Staples v. Kirby Petroleum Co.
Decision Date | 21 February 1923 |
Docket Number | (No. 6659.) |
Citation | 250 S.W. 293 |
Parties | STAPLES, Secretary of State, v. KIRBY PETROLEUM CO. |
Court | Texas Court of Appeals |
Appeal from District Court, Travis County; Geo. Calhoun, Judge.
Proceeding in district court to fix the amount of a franchise tax against the Kirby Petroleum Company a foreign corporation. From a judgment fixing the tax, S. L. Staples, Secretary of State, appeals. Affirmed.
W. A. Keeling, Atty. Gen., and Walace Hawkins and John W. Goodwin, Asst. Attys. Gen., for appellant.
Andrews, Streetman, Logue & Mobley, of Houston, for appellee.
Findings of Fact.
Appellee is a foreign corporation, chartered under the laws of Delaware. It has been for some time operating in this state, under a permit to do business in this state. Its principal office and place of business in this state is in Houston. It employs its entire capital in this state.
Within the time prescribed by law appellee made a sworn report to the secretary of state, showing the entire value of its authorized capital stock, surplus, and undivided profits to be $9,387,064.08. This is the correct value of all of the property owned by appellee. Appellant refused to issue a permit to appellee to continue business in this state, for the reason he claimed the actual value of the property owned by appellee was not the correct basis upon which to estimate the amount of the franchise tax due by appellee, but that the same should be estimated on the basis of $75,000,000. This contention is based upon the following fact: Appellee was chartered under the laws of Delaware. It is authorized by its charter to issue 75,000 shares of non-par value. That is to say, these so-called shares were units, upon which no value was fixed by the charter, and which the corporation might dispose of at any price it saw proper. The statute of Delaware (Rev. Code 1915, § 1918a, as added by 29 Del. Laws, c. 113, § 3) authorizing the issuance of appellee's charter is as follows:
Appellant, for the purpose of the franchise tax required by the laws of this state, estimated the 75,000 shares of appellee's nonpar stock at $100, each, or $75,000,000.

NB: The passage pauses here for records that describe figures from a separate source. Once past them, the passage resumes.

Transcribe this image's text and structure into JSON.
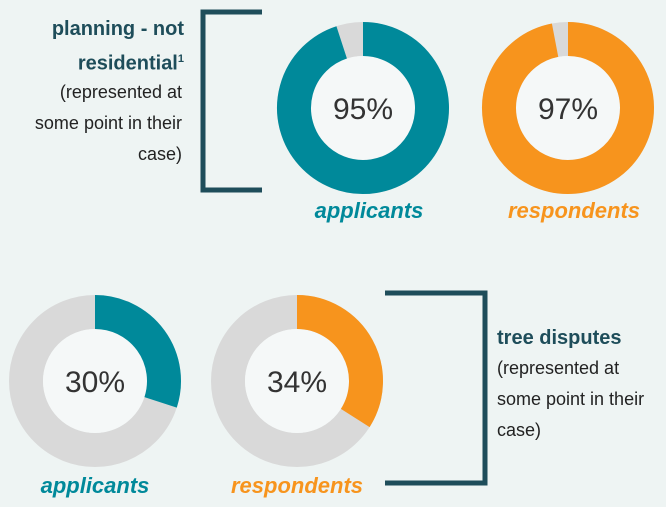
{
  "chart_data": [
    {
      "type": "donut",
      "title": "planning - not residential",
      "title_note": "1",
      "subtitle": "(represented at some point in their case)",
      "categories": [
        "applicants",
        "respondents"
      ],
      "values": [
        95,
        97
      ],
      "value_labels": [
        "95%",
        "97%"
      ],
      "colors": [
        "#00899a",
        "#f7941d"
      ],
      "track_color": "#d9d9d9"
    },
    {
      "type": "donut",
      "title": "tree disputes",
      "subtitle": "(represented at some point in their case)",
      "categories": [
        "applicants",
        "respondents"
      ],
      "values": [
        30,
        34
      ],
      "value_labels": [
        "30%",
        "34%"
      ],
      "colors": [
        "#00899a",
        "#f7941d"
      ],
      "track_color": "#d9d9d9"
    }
  ]
}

The judgment of the trial court fixed the amount upon which the franchise tax should be estimated at $9,387,064.08. The trial court further found that the franchise tax owing by appellee was $5,431.75. This is correct if, as a matter of law, the tax should be based upon the valuation of $9,387,064.08, as fixed by the act of 1919.
It is the contention of appellee that the court erred in fixing the rate under the act of 1919, but that the same should be fixed under the act of 1917 (Vernon's Ann. Civ. St. Supp. 1918, art. 7394), for the reason that the act of 1919, in so far as it undertook to change the rate as fixed by the act of 1917, was unconstitutional. Appellant contends that the valuation, for the purpose of the franchise tax due this state, should be fixed at $75,000,000.
Opinion.There is no law in this state authorizing a charter to be granted to a corporation with non-par value of stock, but it is not denied by appellant that a foreign corporation of this character is entitled to obtain a permit to do business in this state, upon the payment of the proper amount of franchise tax. The act of 1919 (General Laws, p. 75 [Vernon's Ann. Civ. St. Supp. 1922, art. 7394]) is not different from the law of 1917 (page 168), except that it provides that the tax shall be computed upon the undivided surplus, in addition to the capital stock, and changes the rate. This latter feature of the act will be dealt with, in a subsequent portion of this opinion.